Firefighters failed to answer Mayor Hermanek’s request for a contract solution.

Absolutely false. In fact, members of IAFF Local 2714 agreed to accept the cost-of-living adjustment that Mayor Hermanek recently granted to the police department. Instead of taking a pay raise, firefighters proposed the COLA be directed to the pension fund to help the village solve its history of illegal funding schemes. To say firefighters failed to negotiate in good faith is a complete falsehood.

Even if the village fully funded the firefighter pension fund it would need to find other ways to fund pensions.

In each of the last 10 budget years, the North Riverside Village Board failed to contribute to the firefighter pension fund according to state law. In five of the last 10 years the village did not contribute a single penny to the fund. 

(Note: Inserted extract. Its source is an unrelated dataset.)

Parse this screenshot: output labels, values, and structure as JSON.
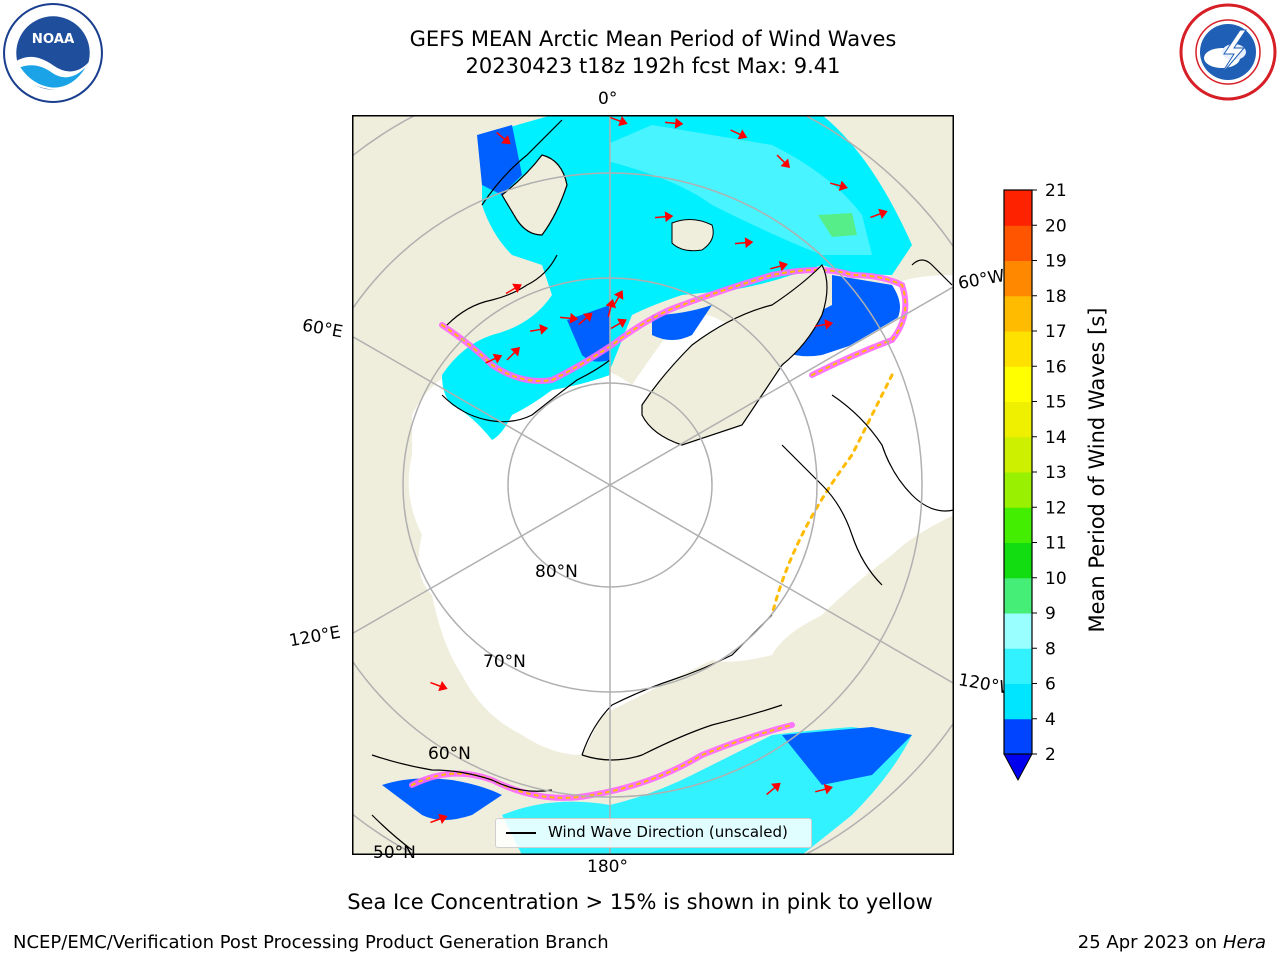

Illinois law requires the village to make the employer’s share of the pension payments (the firefighters have faithfully contributed nearly 10 percent of every paycheck). Therefore, the village board violated state law 100 percent of the time over the last decade. Imagine if you missed a house payment or rent payment in each of the last 10 months. How long do you think it would be before you were evicted or foreclosed upon?

Pensions are the reason North Riverside is looking at budget deficits.

Interestingly the Illinois Municipal Retirement Fund

— the pension fund of the village’s politicians and other non-emergency employees — never missed a pension contribution and is considered nearly fully funded. In fact the village contributed twice the amount to IMRF than the firefighter pension fund over the last 10 years. 

Yet the firefighter pension fund has been looted and shorted because village politicians cunningly exercised loopholes allowing them to spend first responder compensation funds for non-emergency purposes.

Why is Paramedic Services Inc. being offered a no-bid contract?

Mayor Hermanek says the village approached the profit-motivated company. However, state elections reports show that PSI was the largest political contributor to Mayor Hermanek’s VIP Party during the last election cycles. In state government that sort of game is called “pay to play.” 

Even on the merits, a privatized fire department for North Riverside cannot compete with the professionalism of its existing department. To wit, the profit-motivated PSI currently employs a paramedic who failed to pass the mental aptitude examination required by the North Riverside Civil Service Commission and state law.

We welcome a debate on the merits of this wrong-headed proposal. But attempting to refute so many lies is like wrestling with a ghost.